The effect, well represented by this book, is that of eliminating minorities, and any differing thought from that of the self-appointed majority, politically and judicially, thereby denying the very premises of the separation of powers, of democracy, and of individual freedom, which constitutes the primary foundation of democracy.

It can thus happen that a Political Leader and the People he represents, disfavored by other power groups claiming (or, very often, asserting they represent) the majority, are deprived of their political rights, the possibility of participating in public life, and the very freedom to express their Thoughts, through the arbitrary creation and application of laws wanted by the power group seeking hegemony and its allies: this is what happened in Mandela's South Africa, but it's what can happen anywhere in the world.

What remedies appear possible against arbitrariness, against abuse of power, against the actions of those who trample on their fellow humans and their values? This book has the merit of not suggesting or enchanting us with easy ways out: Mandela's civil opposition against his oppressors did not prevent him from spending many decades in prison, nor did it prevent the majority against which he fought from maintaining its power. The merit of this book is precisely that of letting us grasp the drama of the minority, the unheeded voice because it is losing and minority in comparison to the spirit of the times, and the spirit of the laws that are ferociously applied to the detriment of the defeated.

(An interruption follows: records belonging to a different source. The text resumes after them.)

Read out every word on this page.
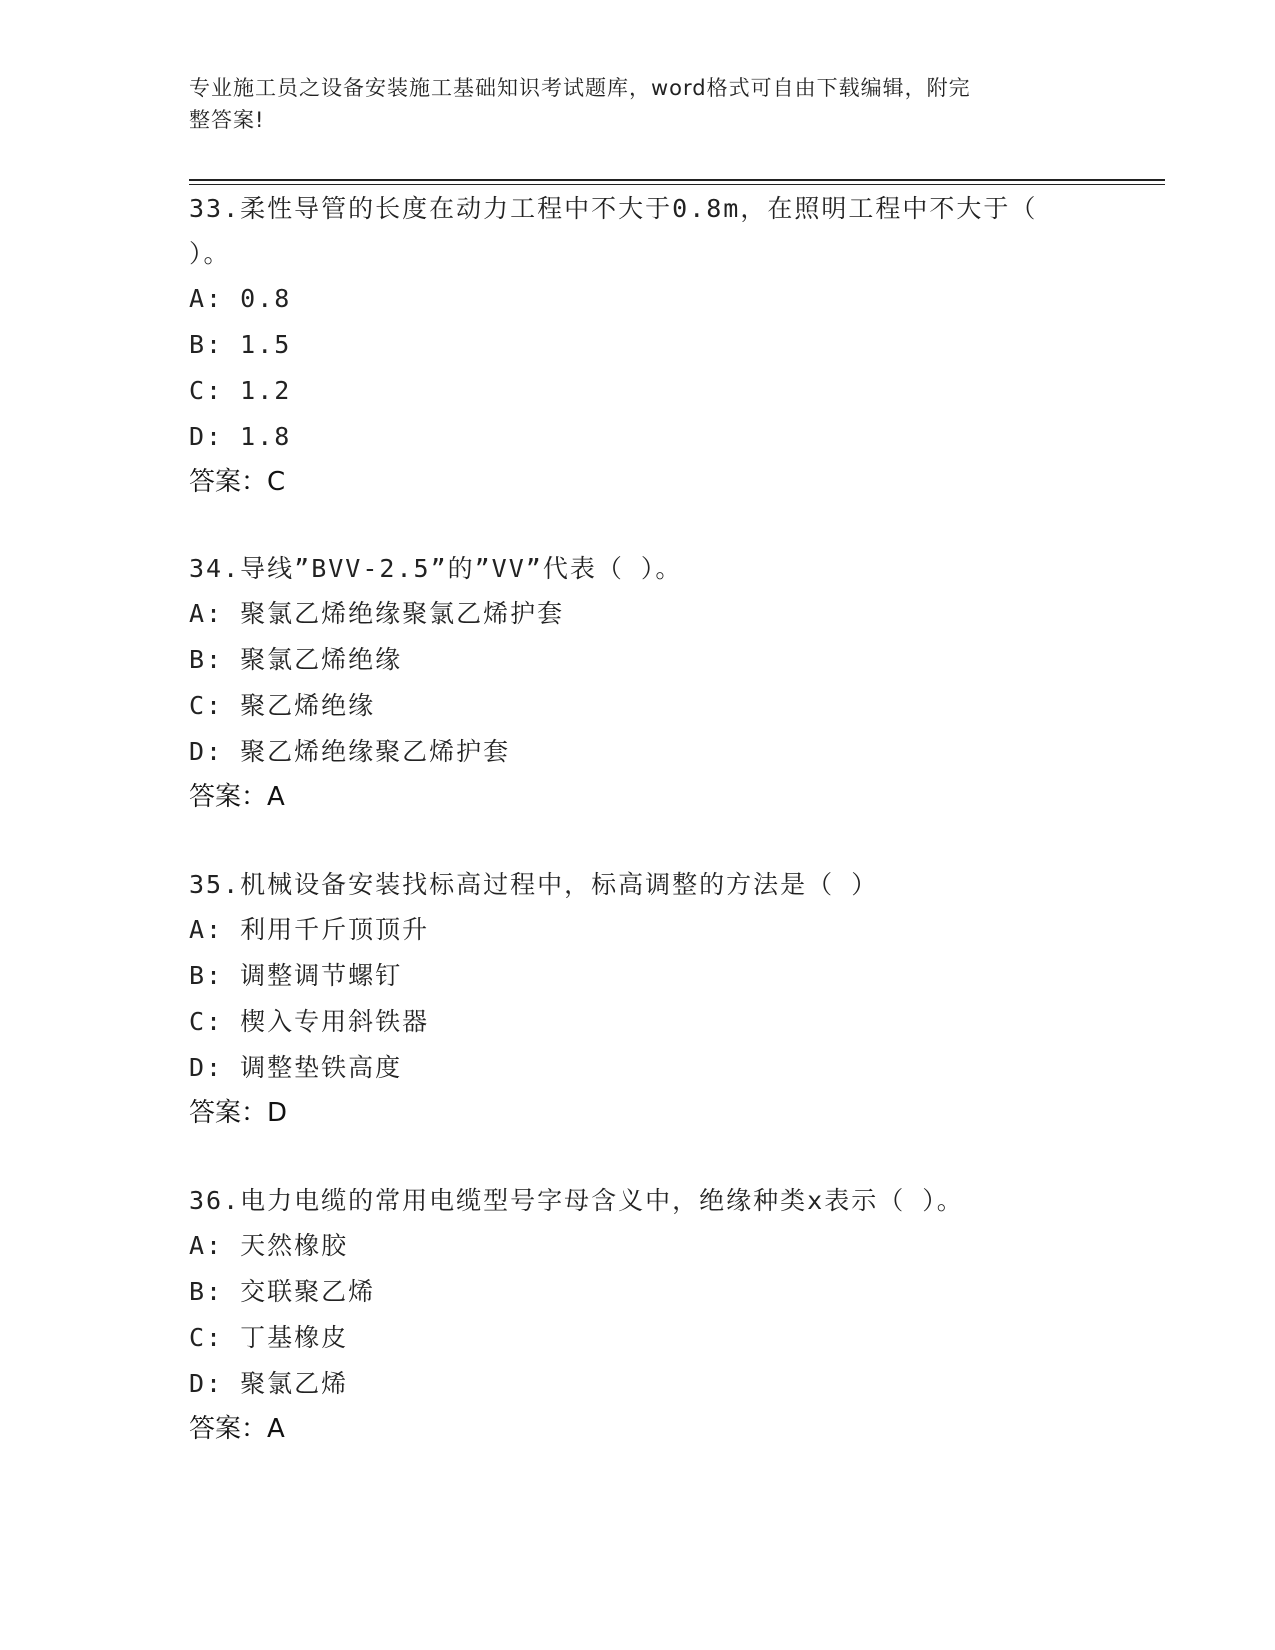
专业施工员之设备安装施工基础知识考试题库，word格式可自由下载编辑，附完
整答案!
33.柔性导管的长度在动力工程中不大于0.8m，在照明工程中不大于（
）。
A: 0.8
B: 1.5
C: 1.2
D: 1.8
答案：C
34.导线”BVV-2.5”的”VV”代表（ ）。
A: 聚氯乙烯绝缘聚氯乙烯护套
B: 聚氯乙烯绝缘
C: 聚乙烯绝缘
D: 聚乙烯绝缘聚乙烯护套
答案：A
35.机械设备安装找标高过程中，标高调整的方法是（ ）
A: 利用千斤顶顶升
B: 调整调节螺钉
C: 楔入专用斜铁器
D: 调整垫铁高度
答案：D
36.电力电缆的常用电缆型号字母含义中，绝缘种类x表示（ ）。
A: 天然橡胶
B: 交联聚乙烯
C: 丁基橡皮
D: 聚氯乙烯
答案：A
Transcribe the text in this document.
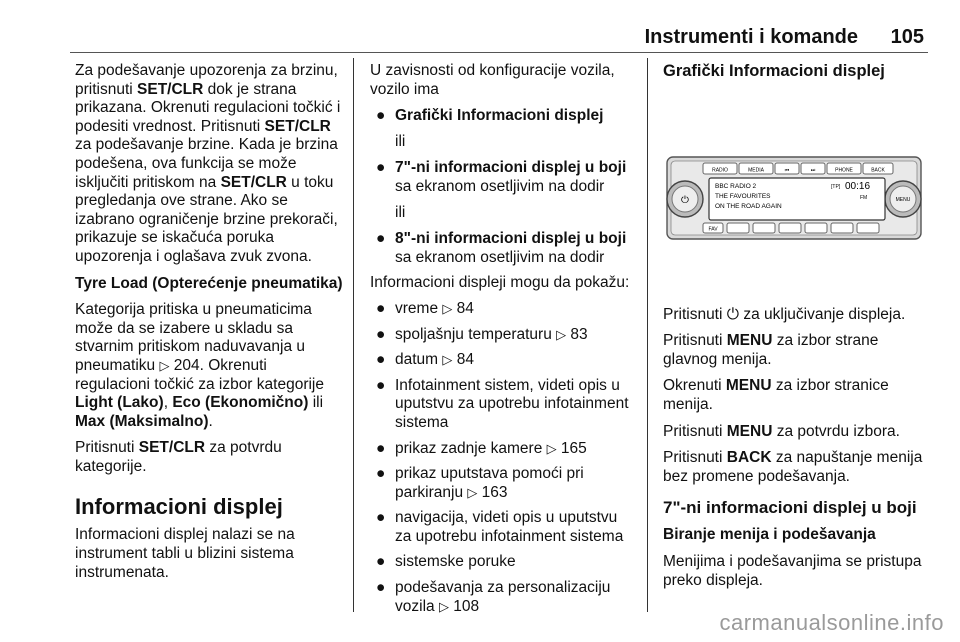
Instrumenti i komande 105

Za podešavanje upozorenja za brzinu, pritisnuti SET/CLR dok je strana prikazana. Okrenuti regulacioni točkić i podesiti vrednost. Pritisnuti SET/CLR za podešavanje brzine. Kada je brzina podešena, ova funkcija se može isključiti pritiskom na SET/CLR u toku pregledanja ove strane. Ako se izabrano ograničenje brzine prekorači, prikazuje se iskačuća poruka upozorenja i oglašava zvuk zvona.

Tyre Load (Opterećenje pneumatika)

Kategorija pritiska u pneumaticima može da se izabere u skladu sa stvarnim pritiskom naduvavanja u pneumatiku ▷ 204. Okrenuti regulacioni točkić za izbor kategorije Light (Lako), Eco (Ekonomično) ili Max (Maksimalno).

Pritisnuti SET/CLR za potvrdu kategorije.

Informacioni displej

Informacioni displej nalazi se na instrument tabli u blizini sistema instrumenata.

U zavisnosti od konfiguracije vozila, vozilo ima

● Grafički Informacioni displej

ili

● 7"-ni informacioni displej u boji sa ekranom osetljivim na dodir

ili

● 8"-ni informacioni displej u boji sa ekranom osetljivim na dodir

Informacioni displeji mogu da pokažu:

● vreme ▷ 84
● spoljašnju temperaturu ▷ 83
● datum ▷ 84
● Infotainment sistem, videti opis u uputstvu za upotrebu infotainment sistema
● prikaz zadnje kamere ▷ 165
● prikaz uputstava pomoći pri parkiranju ▷ 163
● navigacija, videti opis u uputstvu za upotrebu infotainment sistema
● sistemske poruke
● podešavanja za personalizaciju vozila ▷ 108
Grafički Informacioni displej
RADIO	MEDIA	⏮	⏭	PHONE	BACK
⏻	MENU
BBC RADIO 2
THE FAVOURITES
ON THE ROAD AGAIN
[TP] 00:16
FM
FAV

Pritisnuti ⏻ za uključivanje displeja.

Pritisnuti MENU za izbor strane glavnog menija.

Okrenuti MENU za izbor stranice menija.

Pritisnuti MENU za potvrdu izbora.

Pritisnuti BACK za napuštanje menija bez promene podešavanja.

7"-ni informacioni displej u boji

Biranje menija i podešavanja

Menijima i podešavanjima se pristupa preko displeja.

carmanualsonline.info
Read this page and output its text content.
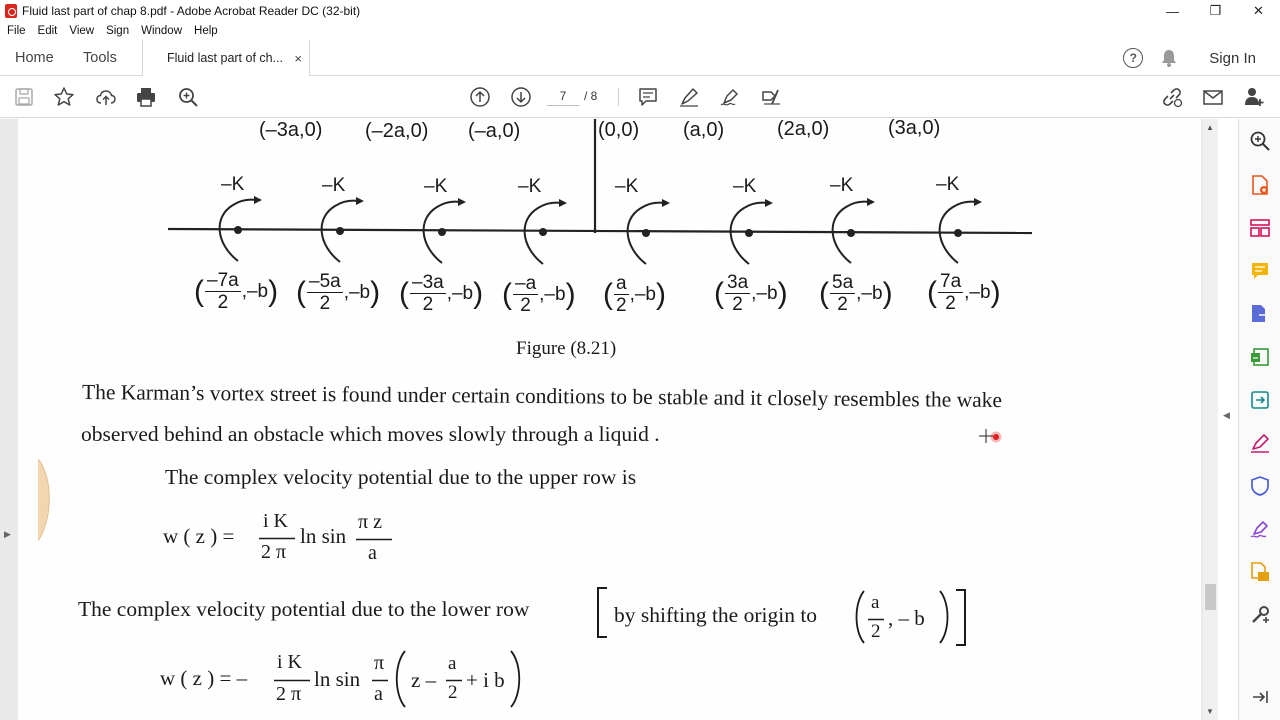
Fluid last part of chap 8.pdf - Adobe Acrobat Reader DC (32-bit)	—	❐	✕
File Edit View Sign Window Help
Home Tools	Fluid last part of ch... ×	?	Sign In
7	/ 8
(–3a,0) (–2a,0) (–a,0)	(0,0) (a,0)	(2a,0)	(3a,0)
–K	–K	–K	–K	–K	–K	–K	–K
( $\frac{-7a}{2} ,-b$ ) ( $\frac{-5a}{2} ,-b$ ) ( $\frac{-3a}{2} ,-b$ ) ( $\frac{-a}{2} ,-b$ ) ( $\frac{a}{2} ,-b$ ) ( $\frac{3a}{2} ,-b$ ) ( $\frac{5a}{2} ,-b$ ) ( $\frac{7a}{2} ,-b$ )
Figure (8.21)
The Karman’s vortex street is found under certain conditions to be stable and it closely resembles the wake
observed behind an obstacle which moves slowly through a liquid .
The complex velocity potential due to the upper row is
w ( z ) =
i K
2 π
ln sin
π z
a
The complex velocity potential due to the lower row	by shifting the origin to
a
2
, – b
w ( z ) = –
i K
2 π
ln sin
π
a
z –
a
2
+ i b
▶
▲
▼
◀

At the same time, the publication of this book represents a hope: a hope given to us by the very Truth of History, the only pronouncement with the authentic force of Judgment. Indeed, History itself shows us that the Man defeated by courts claiming to judge in the people's name, but who do so only in the specious name of the majority, will prove to be Invictus - as Eastwood's beautiful film dedicated to Mandela warns us - in the long run, demonstrating with his tenacity, and the tenacity of his heirs, how the Ideas and Spirit of a people cannot be confined behind bars, cannot be deprived of those wings of freedom that will allow them to survive any attempt at oppression.